I’ve lived here just long enough to know that when the sun pokes its shiny head out of the clouds even for a nanosecond, Seattleites don shorts and sandals and head to Green Lake or Gasworks Park for some fun in the sun. So when summer days get longer and warmer and the sunlight gets so soft it’s reminiscent of the Mediterranean, everyone rushes outside to enjoy it.

Well, not everyone.

We have no shortage of theatre-loving fools who willingly stay indoors to do theatre.

What we do have a shortage of in the summer is play festivals. Unlike New York City, which seems to have a new summer play festival pop up every year, in Seattle they’re few and far between. With much dismay, the Seattle Fringe Festival closed up shop a few years ago and has yet to be revived, despite a lot of talk and desire to see it running again. But some wounds may need to heal first (and from what I hear, some people still need to get paid). Theatre Schmeater valiantly tried to mount Open Stage as a slimmed-down version of the festival, hoping to attract those companies already going to the Vancouver Fringe Festival, but unfortunately they received only half the applications they needed to make it happen.

There are those who feel it’s best to just let the Fringe Festival rest in peace, claiming that it was rife with shoddy productions. But even though the quality of the festival may have been inconsistent, we lost a critical venue for dramatists. It was a wonderful sandbox to play in, to develop new works, experiment with new forms, take some risks, and most importantly, an opportunity to interact with the theatrical community. I was excited to hear about the festival when moving here, only to become disappointed when I looked up the website to find it nonexistent. I’ll gladly buy a round of drinks for the theatre company that revives it. I know it’s not much of an incentive, but I hope somebody takes me up on it.

Just because the Fringe Festival isn’t around anymore doesn’t mean theatres are completely empty. There’s one festival that’s still going strong after eight years, the Quickies festival at LiveGirls! Dedicated to producing and developing new work by women since 1999, LiveGirls! premieres plays by national and local playwrights and continues to create workshops and readings to support script development. Meghan Arnette, Artistic Director of LiveGirls! calls the “short and sassy” festival an excellent and exciting showcase for short plays from dramatists not just in the Pacific Northwest but all over the country. It’s a yearly trademark for the Ballard-based theatre company and kicks off their season.
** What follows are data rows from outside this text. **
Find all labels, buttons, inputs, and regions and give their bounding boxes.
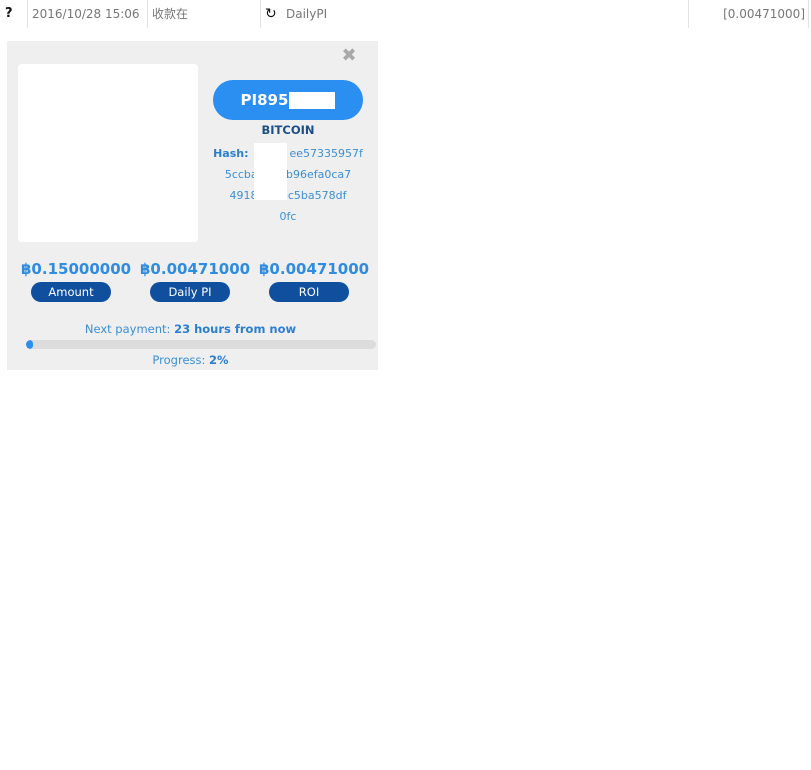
stat-value: ฿0.15000000 bbox=[21, 260, 132, 278]
stat-label-pill: Amount bbox=[31, 282, 111, 302]
close-icon[interactable]: ✖ bbox=[340, 47, 358, 65]
progress-text: Progress: 2% bbox=[7, 353, 374, 367]
column-divider bbox=[808, 0, 809, 28]
transaction-amount: [0.00471000] bbox=[723, 7, 805, 21]
hash-line-3: 4918ca 56c5ba578df bbox=[229, 189, 347, 202]
transaction-type: DailyPI bbox=[286, 7, 328, 21]
progress-bar-fill bbox=[26, 340, 33, 349]
progress-value: 2% bbox=[209, 353, 229, 367]
plan-id-redaction bbox=[289, 91, 336, 109]
next-payment-value: 23 hours from now bbox=[174, 322, 297, 336]
hash-part: ee57335957f bbox=[289, 147, 363, 160]
stat-amount: ฿0.15000000 Amount bbox=[21, 259, 132, 302]
plan-id-button[interactable]: PI895 bbox=[213, 80, 363, 120]
column-divider bbox=[27, 0, 28, 28]
refresh-icon: ↻ bbox=[265, 6, 277, 22]
stat-value: ฿0.00471000 bbox=[140, 260, 251, 278]
stat-daily-pi: ฿0.00471000 Daily PI bbox=[140, 259, 251, 302]
transaction-datetime: 2016/10/28 15:06 bbox=[32, 7, 140, 21]
plan-detail-panel: ✖ PI895 BITCOIN Hash: ee57335957f 5ccbaf… bbox=[7, 41, 378, 370]
hash-line-2: 5ccbaf9 37b96efa0ca7 bbox=[224, 168, 352, 181]
column-divider bbox=[688, 0, 689, 28]
plan-id-label: PI895 bbox=[240, 91, 289, 109]
stat-value: ฿0.00471000 bbox=[259, 260, 370, 278]
qr-code-area bbox=[18, 64, 198, 242]
column-divider bbox=[147, 0, 148, 28]
next-payment-label: Next payment: bbox=[84, 322, 171, 336]
help-icon: ? bbox=[5, 6, 13, 21]
progress-label: Progress: bbox=[152, 353, 206, 367]
column-divider bbox=[260, 0, 261, 28]
hash-line-4: 0fc bbox=[279, 210, 297, 223]
transaction-row[interactable]: ? 2016/10/28 15:06 收款在 ↻ DailyPI [0.0047… bbox=[0, 0, 811, 28]
next-payment-text: Next payment: 23 hours from now bbox=[7, 322, 374, 336]
transaction-status: 收款在 bbox=[152, 7, 189, 21]
coin-name: BITCOIN bbox=[261, 123, 315, 137]
stat-roi: ฿0.00471000 ROI bbox=[259, 259, 370, 302]
stat-label-pill: Daily PI bbox=[150, 282, 230, 302]
hash-line-1: Hash: ee57335957f bbox=[211, 143, 365, 164]
stat-label-pill: ROI bbox=[269, 282, 349, 302]
hash-label: Hash: bbox=[213, 147, 249, 160]
hash-block: Hash: ee57335957f 5ccbaf9 37b96efa0ca7 4… bbox=[211, 143, 365, 227]
progress-bar bbox=[26, 340, 376, 349]
hash-redaction bbox=[254, 143, 287, 200]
Aside from festivals, there are a few world premieres from the big houses this summer. It’s a busy year for Craig Lucas. Not only did he adapt Chekhov’s Uncle Vanya for Intiman, but that theater will also premiere his new play Prayer for My Enemy, directed by Bartlett Sher (their third-time collaboration). No doubt the next stop will be Broadway. And you can get your dose of prime poetry in action with the premiere of First Class at ACT—A Contemporary Theatre. This one person show about the legendary poet (and UW professor) Theodore Roethke is written by renowned local poet David Wagoner and stars Seattle actor John Aylward.

When you run out of Saturday BBQs, venture down to the Jewel Box theatre nestled in the Rendezvous Bar in Belltown for the Seattle Dramatists Open Box. The first six playwrights that sign up get ten minutes of material read by professional actors. The time limit doesn’t deter commitment to longer works; Kelleen Conway Blanchard wrote Small Town by bringing in each scene, ten minutes at a time. The real bonus is you can grab a microbrew from the bar and soak in some drama instead of sunshine.

Speaking of brews, I hope next summer I’ll be giving a toast to the saviors of the Seattle Fringe Festival.